My aunt Kay, my mom’s younger sister was also my next-door neighbor. My family lived in the house next to hers for twenty-six years. We were neighbors earlier in my life also, when, as a teenager, my family lived in the same neighborhood as my grandparents and my mom’s three siblings. Those were fun years with all of us cousins, aunts and uncles living in the same neighborhood.
I had not seen my aunt in several weeks before she died. I missed our Thanksgiving dinner because I had a cold and didn’t want to spread my germs to her or my parents. (We were all trying to stay healthy for the wedding trip.) I was out of town some and also, just busy with Christmas and wedding stuff. I regret not seeing her.
One of the last times I did see my aunt Kay was in October, when we were in the mountains of North Carolina. My son and his fiancé were visiting along with some friends. One night, we had a big dinner at the cabin with everyone — my parents, some cousins and other relatives and friends. Aunt Kay went over to my son’s fiancé and apologized for not being able to attend their wedding in December but, she wanted her to know she had never seen Jay happier. That’s such a special memory for me.
They buried my aunt the Sunday before Christmas — a time to mourn while approaching the crescendo of the Christmas season. The next day, we left for Nashville.
A Time To Laugh And Other Things
It was a bit disconcerting to experience such a sad event and then switch gears as we anticipated an extremely happy event. It’s almost like we had to hit the pause button on the one to experience the other.
Isn’t that how life is though? Don’t we all have to deal with a range of emotions, often at the same time. Its not like God says “ok, you’re going to have five really happy months, but month six coming up — well, that’s going to be a rough one.”
And, we don’t all experience the same things at the same time. I suppose it would be nice if everyone was free of problems at the same time, it would make for a happy world. But, can you imagine the contrast? What if everyone experienced their most difficult times, their times of mourning or weeping in unison? It would be unbearable.
I think it is pretty amazing how we are created. Our Creator fashioned us in such a way that we can experience so many emotions, often at the same time. We can be deliriously happy about a wedding even though our hearts ache because we have lost someone we loved. In the midst of our joy, we can wrap our arms around someone who is sad and in turn, we can celebrate with others when our hearts are breaking.
It is interesting that we had this experience at a very joyous occasion for my son. His life started at a very difficult time for my husband’s family. We found out we were going to have a baby just days after my father-in-law died. Ecstatic joy on the heels of profound loss.

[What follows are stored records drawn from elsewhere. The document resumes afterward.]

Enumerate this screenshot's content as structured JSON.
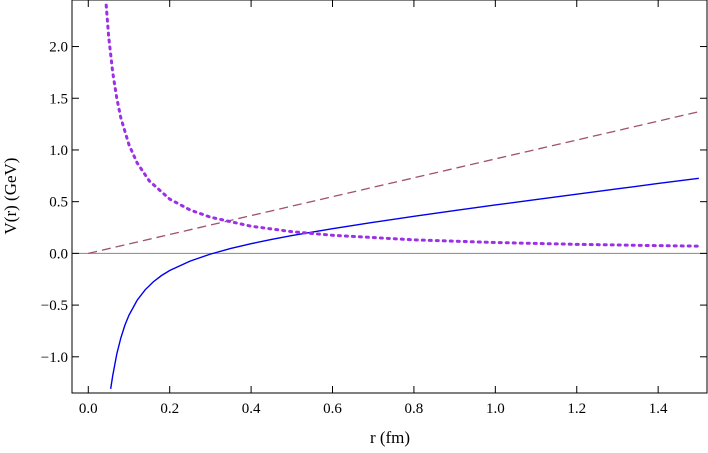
{
  "chart_data": {
    "type": "line",
    "xlabel": "r  (fm)",
    "ylabel": "V(r)  (GeV)",
    "xlim": [
      -0.04,
      1.52
    ],
    "ylim": [
      -1.35,
      2.45
    ],
    "x_ticks": [
      0.0,
      0.2,
      0.4,
      0.6,
      0.8,
      1.0,
      1.2,
      1.4
    ],
    "x_tick_labels": [
      "0.0",
      "0.2",
      "0.4",
      "0.6",
      "0.8",
      "1.0",
      "1.2",
      "1.4"
    ],
    "y_ticks": [
      -1.0,
      -0.5,
      0.0,
      0.5,
      1.0,
      1.5,
      2.0
    ],
    "y_tick_labels": [
      "−1.0",
      "−0.5",
      "0.0",
      "0.5",
      "1.0",
      "1.5",
      "2.0"
    ],
    "grid": false,
    "legend": "none",
    "reference_line_y": 0.0,
    "series": [
      {
        "style": "solid",
        "color": "#0000ee",
        "x": [
          0.055,
          0.06,
          0.07,
          0.08,
          0.09,
          0.1,
          0.12,
          0.14,
          0.16,
          0.18,
          0.2,
          0.25,
          0.3,
          0.35,
          0.4,
          0.45,
          0.5,
          0.6,
          0.7,
          0.8,
          0.9,
          1.0,
          1.1,
          1.2,
          1.3,
          1.4,
          1.5
        ],
        "y": [
          -1.31,
          -1.183,
          -0.973,
          -0.817,
          -0.694,
          -0.597,
          -0.453,
          -0.351,
          -0.274,
          -0.214,
          -0.166,
          -0.075,
          -0.007,
          0.048,
          0.094,
          0.135,
          0.172,
          0.239,
          0.3,
          0.358,
          0.414,
          0.468,
          0.52,
          0.572,
          0.624,
          0.676,
          0.726
        ]
      },
      {
        "style": "dashed",
        "color": "#a05070",
        "x": [
          0.0,
          1.5
        ],
        "y": [
          0.0,
          1.37
        ]
      },
      {
        "style": "dotted",
        "color": "#9b30e6",
        "x": [
          0.044,
          0.05,
          0.06,
          0.07,
          0.08,
          0.1,
          0.12,
          0.15,
          0.2,
          0.25,
          0.3,
          0.4,
          0.5,
          0.6,
          0.8,
          1.0,
          1.2,
          1.4,
          1.5
        ],
        "y": [
          2.4,
          2.1,
          1.75,
          1.5,
          1.31,
          1.05,
          0.875,
          0.7,
          0.525,
          0.42,
          0.35,
          0.2625,
          0.21,
          0.175,
          0.131,
          0.105,
          0.0875,
          0.075,
          0.07
        ]
      }
    ]
  }
}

We enjoyed being in Nashville for the celebration of Christmas and the celebration of my son and daughter-in-law’s wedding. We enjoyed being together as an extended family, eleven of us in one house. It was a happy time. When we returned home, we celebrated the new year with my aunt’s family and made plans for the coming weeks and months — including a celebration of life in her honor close to her birthday at the end of the month. People who were unable to attend the service before Christmas will be able to come and share their memories. It will be a good time to remember even though we are sad she is gone.
Have you ever experienced anything like this? A time when you felt like your emotions had taken off on a roller coaster? If you are going through a difficult time, a time of loss, I pray that God would bless you with bits of joy, even in the midst of the sorrow.